105 Views Asked by At

I'm reading Chen and Wu's book, Second order elliptic equations and elliptic systems. In the chapter on Krylov and Safonov theorem for nondivergence form elliptic equations, the concept of normal mapping is introduced. On page 81, definition 1.4 it is said that if $\Omega \subset \mathbf{R}^n$ is a domain, $x_0 \in \Omega$, for $\lambda \in \mathbf{R}$ they set $w$ the function such that its graph is a cone surface with vertex at $(x_0, \lambda)$ and base $\Omega$.

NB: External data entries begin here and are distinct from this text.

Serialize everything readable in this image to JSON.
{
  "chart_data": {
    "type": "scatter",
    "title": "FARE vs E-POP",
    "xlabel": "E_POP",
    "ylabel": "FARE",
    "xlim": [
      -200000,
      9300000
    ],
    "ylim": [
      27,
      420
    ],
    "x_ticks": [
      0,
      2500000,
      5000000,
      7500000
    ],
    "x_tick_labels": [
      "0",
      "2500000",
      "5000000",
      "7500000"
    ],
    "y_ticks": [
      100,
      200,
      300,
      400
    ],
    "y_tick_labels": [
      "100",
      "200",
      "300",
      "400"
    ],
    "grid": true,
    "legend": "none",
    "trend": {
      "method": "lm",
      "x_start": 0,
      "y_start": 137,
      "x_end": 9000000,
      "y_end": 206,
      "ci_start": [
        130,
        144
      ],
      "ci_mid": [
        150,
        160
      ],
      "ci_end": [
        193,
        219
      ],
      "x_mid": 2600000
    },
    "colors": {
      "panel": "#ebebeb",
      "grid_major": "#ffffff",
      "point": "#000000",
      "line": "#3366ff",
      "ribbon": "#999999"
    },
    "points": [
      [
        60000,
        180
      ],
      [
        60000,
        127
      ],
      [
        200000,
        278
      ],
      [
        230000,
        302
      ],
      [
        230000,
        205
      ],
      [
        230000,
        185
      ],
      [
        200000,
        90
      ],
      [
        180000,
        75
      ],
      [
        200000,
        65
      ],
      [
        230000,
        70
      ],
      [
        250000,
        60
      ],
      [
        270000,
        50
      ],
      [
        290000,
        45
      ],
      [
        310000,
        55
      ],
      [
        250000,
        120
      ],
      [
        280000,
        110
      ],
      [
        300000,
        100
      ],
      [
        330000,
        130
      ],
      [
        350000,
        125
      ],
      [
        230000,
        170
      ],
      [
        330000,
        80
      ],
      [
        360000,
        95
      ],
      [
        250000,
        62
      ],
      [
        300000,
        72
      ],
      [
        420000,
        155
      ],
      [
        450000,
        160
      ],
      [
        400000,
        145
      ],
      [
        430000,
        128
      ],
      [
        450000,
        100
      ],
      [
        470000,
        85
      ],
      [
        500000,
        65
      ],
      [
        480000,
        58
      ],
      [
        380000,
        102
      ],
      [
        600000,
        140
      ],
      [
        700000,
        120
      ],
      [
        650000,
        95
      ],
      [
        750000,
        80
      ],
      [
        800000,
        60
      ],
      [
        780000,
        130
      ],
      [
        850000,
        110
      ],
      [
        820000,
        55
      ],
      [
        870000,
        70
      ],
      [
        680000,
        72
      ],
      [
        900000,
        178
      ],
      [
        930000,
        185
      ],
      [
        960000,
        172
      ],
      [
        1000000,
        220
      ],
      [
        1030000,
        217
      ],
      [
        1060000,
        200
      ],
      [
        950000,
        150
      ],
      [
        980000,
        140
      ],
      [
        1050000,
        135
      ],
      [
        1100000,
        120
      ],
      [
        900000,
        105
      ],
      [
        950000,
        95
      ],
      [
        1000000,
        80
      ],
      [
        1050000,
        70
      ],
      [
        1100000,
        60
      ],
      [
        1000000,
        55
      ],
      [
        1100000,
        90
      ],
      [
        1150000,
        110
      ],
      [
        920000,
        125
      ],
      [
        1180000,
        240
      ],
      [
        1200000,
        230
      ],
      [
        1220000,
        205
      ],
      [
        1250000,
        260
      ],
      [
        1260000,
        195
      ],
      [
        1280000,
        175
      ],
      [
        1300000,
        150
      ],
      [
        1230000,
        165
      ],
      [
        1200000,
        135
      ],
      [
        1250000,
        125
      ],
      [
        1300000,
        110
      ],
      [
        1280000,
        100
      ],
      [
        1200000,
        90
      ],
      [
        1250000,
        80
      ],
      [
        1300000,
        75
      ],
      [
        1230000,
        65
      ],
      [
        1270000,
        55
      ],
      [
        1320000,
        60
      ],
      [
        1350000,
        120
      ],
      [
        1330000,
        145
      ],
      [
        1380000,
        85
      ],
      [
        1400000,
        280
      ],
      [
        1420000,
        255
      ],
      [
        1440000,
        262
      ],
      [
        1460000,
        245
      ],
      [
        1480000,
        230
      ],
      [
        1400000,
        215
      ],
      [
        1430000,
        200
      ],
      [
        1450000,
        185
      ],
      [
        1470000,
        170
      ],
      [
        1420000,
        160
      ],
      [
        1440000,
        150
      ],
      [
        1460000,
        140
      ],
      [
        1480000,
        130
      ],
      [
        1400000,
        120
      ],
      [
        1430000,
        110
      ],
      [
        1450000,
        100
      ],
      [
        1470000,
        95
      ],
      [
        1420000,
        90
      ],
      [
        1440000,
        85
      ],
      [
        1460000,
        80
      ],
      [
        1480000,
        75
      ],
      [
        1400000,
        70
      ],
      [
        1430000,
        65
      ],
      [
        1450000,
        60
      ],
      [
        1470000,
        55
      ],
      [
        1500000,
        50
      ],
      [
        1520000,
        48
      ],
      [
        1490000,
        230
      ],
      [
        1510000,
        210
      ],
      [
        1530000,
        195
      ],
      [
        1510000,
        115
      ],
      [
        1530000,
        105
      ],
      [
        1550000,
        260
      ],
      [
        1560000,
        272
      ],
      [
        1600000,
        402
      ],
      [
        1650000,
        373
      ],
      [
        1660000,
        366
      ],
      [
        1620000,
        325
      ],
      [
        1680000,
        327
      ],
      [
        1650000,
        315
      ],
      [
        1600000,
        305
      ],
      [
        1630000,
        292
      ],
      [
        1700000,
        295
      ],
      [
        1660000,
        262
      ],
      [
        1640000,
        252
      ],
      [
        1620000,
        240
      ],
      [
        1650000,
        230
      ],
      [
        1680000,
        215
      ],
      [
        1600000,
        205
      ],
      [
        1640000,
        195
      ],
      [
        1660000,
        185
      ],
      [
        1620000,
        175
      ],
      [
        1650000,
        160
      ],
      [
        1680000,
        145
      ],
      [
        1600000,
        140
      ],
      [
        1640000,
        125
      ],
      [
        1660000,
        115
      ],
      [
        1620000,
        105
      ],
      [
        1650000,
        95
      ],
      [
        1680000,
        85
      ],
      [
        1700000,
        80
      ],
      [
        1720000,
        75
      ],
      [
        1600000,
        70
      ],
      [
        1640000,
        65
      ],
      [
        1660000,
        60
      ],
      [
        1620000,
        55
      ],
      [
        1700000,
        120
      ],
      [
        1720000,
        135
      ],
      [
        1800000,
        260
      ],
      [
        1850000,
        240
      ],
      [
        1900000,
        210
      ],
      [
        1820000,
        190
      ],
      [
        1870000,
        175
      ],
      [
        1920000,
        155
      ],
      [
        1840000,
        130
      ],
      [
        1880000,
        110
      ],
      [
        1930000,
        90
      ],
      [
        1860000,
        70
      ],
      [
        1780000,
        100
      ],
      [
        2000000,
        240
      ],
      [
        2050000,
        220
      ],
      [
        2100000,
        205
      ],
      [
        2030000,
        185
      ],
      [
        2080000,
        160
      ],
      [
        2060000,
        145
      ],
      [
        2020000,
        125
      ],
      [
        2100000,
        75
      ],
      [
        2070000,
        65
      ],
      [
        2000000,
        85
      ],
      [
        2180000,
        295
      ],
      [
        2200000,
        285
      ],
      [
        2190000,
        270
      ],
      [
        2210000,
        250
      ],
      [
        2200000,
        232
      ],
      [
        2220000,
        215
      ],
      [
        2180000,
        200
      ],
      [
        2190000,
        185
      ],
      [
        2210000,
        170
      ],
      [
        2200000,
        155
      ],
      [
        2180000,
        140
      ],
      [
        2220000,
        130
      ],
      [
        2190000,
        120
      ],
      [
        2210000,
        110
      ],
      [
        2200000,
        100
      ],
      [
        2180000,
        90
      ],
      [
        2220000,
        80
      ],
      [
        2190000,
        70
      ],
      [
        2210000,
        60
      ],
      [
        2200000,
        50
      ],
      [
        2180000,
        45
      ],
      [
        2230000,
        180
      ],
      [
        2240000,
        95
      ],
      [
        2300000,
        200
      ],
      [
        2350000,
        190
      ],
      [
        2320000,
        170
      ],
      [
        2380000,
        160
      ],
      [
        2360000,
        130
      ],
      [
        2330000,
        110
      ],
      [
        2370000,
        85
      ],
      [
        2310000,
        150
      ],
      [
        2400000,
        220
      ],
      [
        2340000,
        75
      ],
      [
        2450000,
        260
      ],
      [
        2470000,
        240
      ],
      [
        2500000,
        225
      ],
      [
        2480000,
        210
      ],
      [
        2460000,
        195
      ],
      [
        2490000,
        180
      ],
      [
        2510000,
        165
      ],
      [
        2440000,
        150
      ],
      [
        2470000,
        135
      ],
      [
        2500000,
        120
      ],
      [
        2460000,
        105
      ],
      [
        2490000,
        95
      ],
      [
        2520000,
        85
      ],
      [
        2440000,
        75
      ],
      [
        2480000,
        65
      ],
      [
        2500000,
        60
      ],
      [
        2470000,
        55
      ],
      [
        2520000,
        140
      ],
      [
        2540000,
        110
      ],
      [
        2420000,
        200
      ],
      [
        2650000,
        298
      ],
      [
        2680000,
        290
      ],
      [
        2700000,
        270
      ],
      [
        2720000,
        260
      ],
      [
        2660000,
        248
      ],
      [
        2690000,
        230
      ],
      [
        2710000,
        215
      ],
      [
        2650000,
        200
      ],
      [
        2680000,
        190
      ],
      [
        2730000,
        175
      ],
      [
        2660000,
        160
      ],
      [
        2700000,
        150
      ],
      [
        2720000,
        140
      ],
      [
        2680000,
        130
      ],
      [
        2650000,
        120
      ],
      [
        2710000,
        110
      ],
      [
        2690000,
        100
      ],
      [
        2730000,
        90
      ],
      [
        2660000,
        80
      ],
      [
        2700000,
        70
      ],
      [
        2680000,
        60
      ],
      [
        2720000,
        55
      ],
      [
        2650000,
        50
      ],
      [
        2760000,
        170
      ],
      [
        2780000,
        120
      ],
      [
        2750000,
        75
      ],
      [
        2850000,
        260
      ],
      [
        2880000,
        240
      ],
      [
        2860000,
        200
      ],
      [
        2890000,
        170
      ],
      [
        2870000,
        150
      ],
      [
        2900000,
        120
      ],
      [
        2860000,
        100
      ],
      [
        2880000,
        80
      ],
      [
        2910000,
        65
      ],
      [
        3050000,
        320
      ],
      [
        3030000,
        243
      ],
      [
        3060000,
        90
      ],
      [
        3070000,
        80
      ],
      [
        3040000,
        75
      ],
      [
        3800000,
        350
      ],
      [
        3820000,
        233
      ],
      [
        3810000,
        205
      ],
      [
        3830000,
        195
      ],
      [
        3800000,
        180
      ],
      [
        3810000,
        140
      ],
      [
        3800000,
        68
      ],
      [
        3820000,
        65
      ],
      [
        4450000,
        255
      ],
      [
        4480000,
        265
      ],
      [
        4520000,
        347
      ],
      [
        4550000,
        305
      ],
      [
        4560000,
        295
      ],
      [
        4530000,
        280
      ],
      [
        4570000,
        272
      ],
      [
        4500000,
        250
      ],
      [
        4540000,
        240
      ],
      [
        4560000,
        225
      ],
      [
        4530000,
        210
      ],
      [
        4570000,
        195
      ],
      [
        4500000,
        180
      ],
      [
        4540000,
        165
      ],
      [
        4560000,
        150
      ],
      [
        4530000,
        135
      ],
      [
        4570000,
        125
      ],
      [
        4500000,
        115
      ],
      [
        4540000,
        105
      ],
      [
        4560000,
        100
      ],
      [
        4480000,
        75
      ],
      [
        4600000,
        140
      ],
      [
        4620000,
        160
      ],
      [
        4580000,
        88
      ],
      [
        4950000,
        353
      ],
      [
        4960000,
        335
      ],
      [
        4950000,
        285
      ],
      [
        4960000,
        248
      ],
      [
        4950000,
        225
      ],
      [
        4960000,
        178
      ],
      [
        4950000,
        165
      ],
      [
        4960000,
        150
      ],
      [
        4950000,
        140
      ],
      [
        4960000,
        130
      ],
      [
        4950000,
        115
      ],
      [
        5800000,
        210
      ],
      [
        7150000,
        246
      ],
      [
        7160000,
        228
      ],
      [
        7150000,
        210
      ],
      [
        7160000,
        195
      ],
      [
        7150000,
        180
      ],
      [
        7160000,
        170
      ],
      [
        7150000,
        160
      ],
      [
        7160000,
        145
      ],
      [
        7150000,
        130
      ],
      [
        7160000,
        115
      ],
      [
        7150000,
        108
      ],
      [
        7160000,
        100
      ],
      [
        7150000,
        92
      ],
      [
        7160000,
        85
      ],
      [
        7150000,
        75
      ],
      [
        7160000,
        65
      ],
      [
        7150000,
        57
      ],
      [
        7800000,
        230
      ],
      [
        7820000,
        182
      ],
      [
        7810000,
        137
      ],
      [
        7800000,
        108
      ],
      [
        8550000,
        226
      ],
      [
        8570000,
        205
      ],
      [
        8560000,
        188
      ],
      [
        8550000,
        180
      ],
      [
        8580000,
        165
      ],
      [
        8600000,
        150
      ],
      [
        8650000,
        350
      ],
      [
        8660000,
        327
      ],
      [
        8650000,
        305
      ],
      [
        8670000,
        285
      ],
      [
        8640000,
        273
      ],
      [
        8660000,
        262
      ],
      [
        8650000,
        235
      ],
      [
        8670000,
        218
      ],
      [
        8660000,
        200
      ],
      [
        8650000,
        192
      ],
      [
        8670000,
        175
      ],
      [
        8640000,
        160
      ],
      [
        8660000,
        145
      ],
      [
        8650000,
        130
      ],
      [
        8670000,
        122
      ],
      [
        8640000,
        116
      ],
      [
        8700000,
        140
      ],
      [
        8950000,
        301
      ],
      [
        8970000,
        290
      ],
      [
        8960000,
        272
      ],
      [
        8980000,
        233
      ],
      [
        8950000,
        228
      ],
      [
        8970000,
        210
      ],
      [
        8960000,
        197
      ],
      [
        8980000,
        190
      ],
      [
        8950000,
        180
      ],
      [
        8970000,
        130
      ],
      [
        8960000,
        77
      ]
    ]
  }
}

I tried to construct such a function, but failed. For example if one takes $\Omega \subset \mathbf{R}^2$ to be the domain which boundary is: $B\ =\ A_1 \cup A_2 \cup A_3 \cup A_4 \cup A_5 \cup A_6$ with:

  1. $A_1\ =\ \{(x,0): 1 \le x \le 2\}$
  2. $A_2\ =\ \{(1, y): 0 \le y \le 1\}$
  3. $A_3\ =\ \{(2,y): -1 \le y \le 0\}$
  4. $A_4\ =\ \{(x,-1): -1 \le x \le 2\}$
  5. $A_5\ =\ \{(-1, y): -1 \le y \le 1\}$
  6. $A_6\ =\ \{(x, 1): -1 \le x \le 1\}$

Then if we take $x_0\ =\ (0,0)$ and $\lambda =1$ I don't understand how to construct the function whose graph is a cone with vertex in $(x_0, 1)$ and base $\Omega$. In fact every point $(x,0)$ with $x > 0$ has "lots of lines" above it. Shall I assume $\Omega$ convex or am I doing something wrong?

1

There are 1 best solutions below

0
On

I describe the geometric intuition for ABP-estimate.

Hessian could be looked as a Jacobi metrix of $(u_1,...,u_n)\to (e_1,...,e_n)$. Elliptic property is just said the graph of the function could not have very narrow cone. By area formula and a rescaling we will derive ABP estimate.